Among the only "selfish and greedy" persons Museveni named was one Charles Kahirwa of Ntungamo district in south western Uganda who demanded for Shs.1.2 billion for one acre of land as compensation during the planned building of an electricity transmission line.

Museveni said if Kahirwa's claim had been paid, the taxpayer would be compelled to pay Shs. 787 billion in that power project. That money, the president said, is enough to extend the power grid to all the Sub- Counties in the country that have no electricity supply yet.

While commissioning the Kamwenge--Fort Portal road on Sept. 7, Museveni noted that the road works got stalled when another man called Kasangwa wanted a billion shillings for a quarter an acre yet the piece of land had been valued at Shs 89 million. The contractor eventually changed the course of the road.

Interestingly, Museveni said that during the survey for the Mpigi-Kanoni-Kabulasoke-Maddu-Ssemabule-Masaka road, the government acquired 21 acres of his land in Gomba for only Shs 69 million, saying he accepted the money because he knew the road would be of use to him.

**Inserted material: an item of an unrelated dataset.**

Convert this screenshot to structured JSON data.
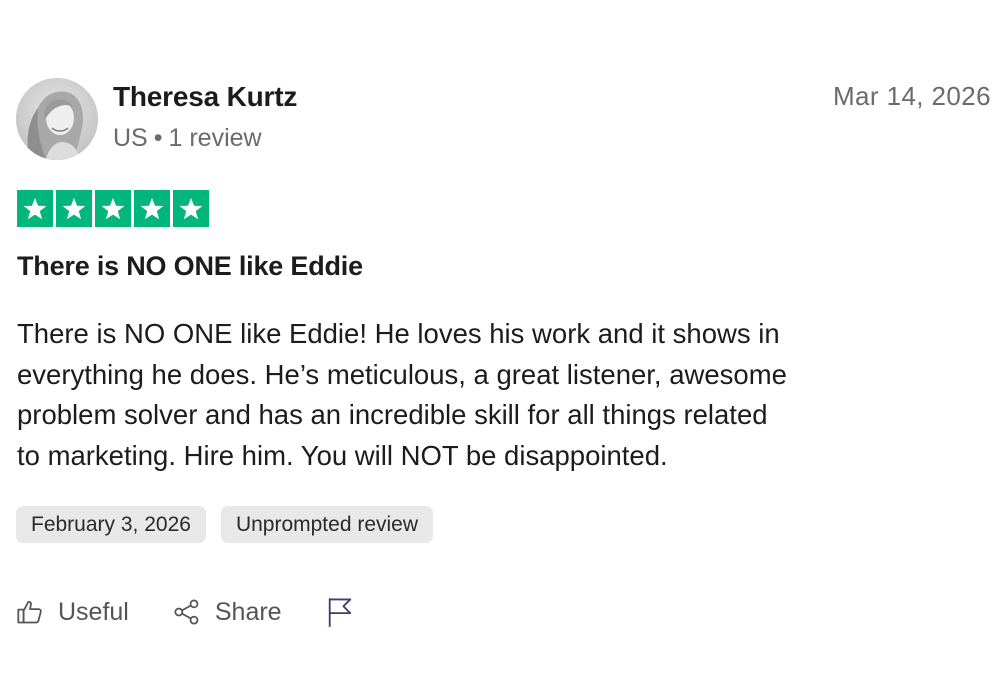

Museveni says the government cannot allow this state of affairs to continue and in order to end these delays, the amendment says the government will deposit compensation money, as assessed and arrived at by the Government Valuer--in a Court where the property owner can access it even as they pursue their claim for money.

"Those who are rising in arms against the amendment are mere thieves, corrupt, enemies of Uganda who are just frustrating government programmes and must be exposed," he said, while speaking on Voice of Tooro in Fort Portal on Sept.6.

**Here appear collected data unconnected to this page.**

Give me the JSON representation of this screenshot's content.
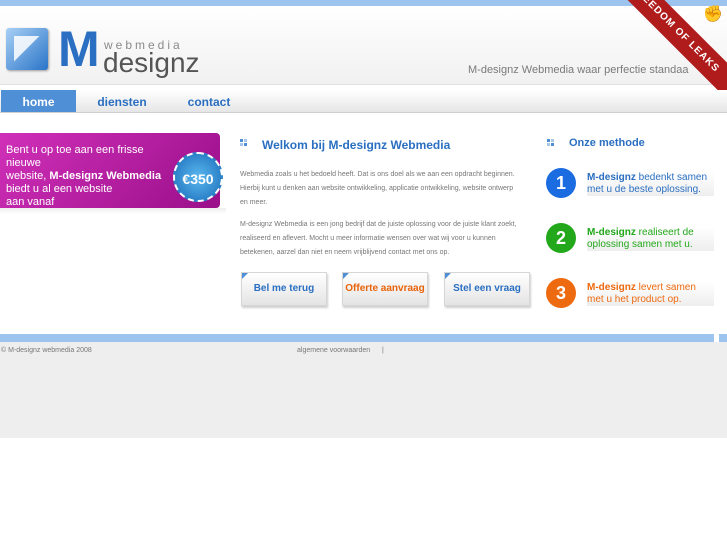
{
  "header": {
    "logo": {
      "webmedia": "webmedia",
      "m": "M",
      "designz": "designz"
    },
    "tagline": "M-designz Webmedia waar perfectie standaa",
    "ribbon_text": "FREEDOM OF LEAKS"
  },
  "nav": {
    "items": [
      {
        "label": "home"
      },
      {
        "label": "diensten"
      },
      {
        "label": "contact"
      }
    ]
  },
  "promo": {
    "line1": "Bent u op toe aan een frisse nieuwe",
    "line2": "website,",
    "brand": "M-designz Webmedia",
    "line3": "biedt u al een website",
    "line4": "aan vanaf",
    "price": "€350"
  },
  "main": {
    "title": "Welkom bij M-designz Webmedia",
    "para1": "Webmedia zoals u het bedoeld heeft. Dat is ons doel als we aan een opdracht beginnen. Hierbij kunt u denken aan website ontwikkeling, applicatie ontwikkeling, website ontwerp en meer.",
    "para2": "M-designz Webmedia is een jong bedrijf dat de juiste oplossing voor de juiste klant zoekt, realiseerd en aflevert. Mocht u meer informatie wensen over wat wij voor u kunnen betekenen, aarzel dan niet en neem vrijblijvend contact met ons op.",
    "buttons": [
      {
        "label": "Bel me terug"
      },
      {
        "label": "Offerte aanvraag"
      },
      {
        "label": "Stel een vraag"
      }
    ]
  },
  "method": {
    "title": "Onze methode",
    "steps": [
      {
        "num": "1",
        "brand": "M-designz",
        "text": "bedenkt samen met u de beste oplossing.",
        "color": "#1a6ce0"
      },
      {
        "num": "2",
        "brand": "M-designz",
        "text": "realiseert de oplossing samen met u.",
        "color": "#22a81a"
      },
      {
        "num": "3",
        "brand": "M-designz",
        "text": "levert samen met u het product op.",
        "color": "#ee6a10"
      }
    ]
  },
  "footer": {
    "copyright": "© M-designz webmedia 2008",
    "link": "algemene voorwaarden",
    "separator": "|"
  },
  "colors": {
    "accent": "#2a6fc1",
    "promo": "#c024ad",
    "orange_text": "#e8630a"
  }
}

"These are greedy parasites that are paralyzing government programmes by demanding exorbitant compensations," he said.

Museveni said if the 68% of the Ugandan population that is said to be engaged in subsistence farming is to join the monetary economy; the government has to build roads, the railway and supply electricity to create more employment opportunities.

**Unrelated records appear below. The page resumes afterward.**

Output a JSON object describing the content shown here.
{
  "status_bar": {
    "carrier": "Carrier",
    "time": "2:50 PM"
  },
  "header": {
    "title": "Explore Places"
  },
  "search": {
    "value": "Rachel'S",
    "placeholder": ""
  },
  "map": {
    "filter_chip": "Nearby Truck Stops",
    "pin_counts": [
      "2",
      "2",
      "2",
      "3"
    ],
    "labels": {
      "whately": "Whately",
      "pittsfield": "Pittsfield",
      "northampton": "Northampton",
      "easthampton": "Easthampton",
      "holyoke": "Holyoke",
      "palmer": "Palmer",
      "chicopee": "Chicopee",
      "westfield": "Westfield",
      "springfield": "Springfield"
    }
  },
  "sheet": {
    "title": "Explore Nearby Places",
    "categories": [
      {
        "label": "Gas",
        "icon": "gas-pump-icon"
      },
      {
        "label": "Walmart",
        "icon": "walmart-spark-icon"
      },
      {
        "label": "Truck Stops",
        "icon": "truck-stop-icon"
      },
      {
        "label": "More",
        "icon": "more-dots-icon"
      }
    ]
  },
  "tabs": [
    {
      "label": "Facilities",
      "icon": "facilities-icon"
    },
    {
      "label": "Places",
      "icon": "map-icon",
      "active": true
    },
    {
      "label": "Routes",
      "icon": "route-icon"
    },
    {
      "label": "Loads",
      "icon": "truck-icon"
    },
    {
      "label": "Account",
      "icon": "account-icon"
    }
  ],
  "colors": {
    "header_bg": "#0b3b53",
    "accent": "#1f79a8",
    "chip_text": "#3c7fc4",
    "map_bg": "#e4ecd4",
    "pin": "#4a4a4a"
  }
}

But Museveni's opponents argue that if land is acquired before compensation, the owner may not get proportionate payment from the government. Buganda's King Ronald Muwenda Mutebi recently said the proposed Constitution amendment is a "pain" as it threatens the existence of future generations. Mutebi who is one of the biggest land owners in the country said details of the bill are still hazy for him.

Mutebi reiterated his stance on the bill while opening the 25th Buganda Lukiiko at Bulange-Mengo saying that infrastructure development on private land should only take off after agreement between the government and land owners.

Owor says it is unfortunate that Uganda has had land laws which are being implemented at only 10% yet if these same laws were to be implemented at say, 50%, "Ugandans would not be hearing the noises they are hearing now."

Among the slew of legal documents that must be considered during any compensation are the Uganda Constitution (1995), the Local Government Act 1997, the Land Act, 1998, the Physical Planning Act, 2010, the Valuation Act 1965, the Access to Roads Act (1996), the Land Acquisition Act (1965), the Land Regulation Act (2004), the Land Act (Amendment) (2010) and more. Different departments also have internal Land Acquisition Manuals (LAMs). So it is unclear what point Museveni hopes to score with the controversial amendment he is peddling.

So Owor says if the president has no other motives for Uganda's land he should wait for the views of Ugandans and for the Lady Justice Catherine Bamugemereire's Land Inquiry to finish its work.

"A commission of Inquiry on Land is going on and even if the country has so far been shocked by the obscenities unearthed so far, that is just the tip of the iceberg," he says, "There is simply too much rot in the land sector."

Meanwhile, the Inter-Religious Council of Uganda has also intervened in the current debate saying there is need for a referendum before any amendment of Article 102 (b) of the Constitution that seeks to lift the age limit is done.

Speaking at a press conference on Sept.18 in Kampala, the religious leaders said the age limit debate is an issue which is beyond partisan politics and citizens with contrary views must be listened to before any amendments are considered.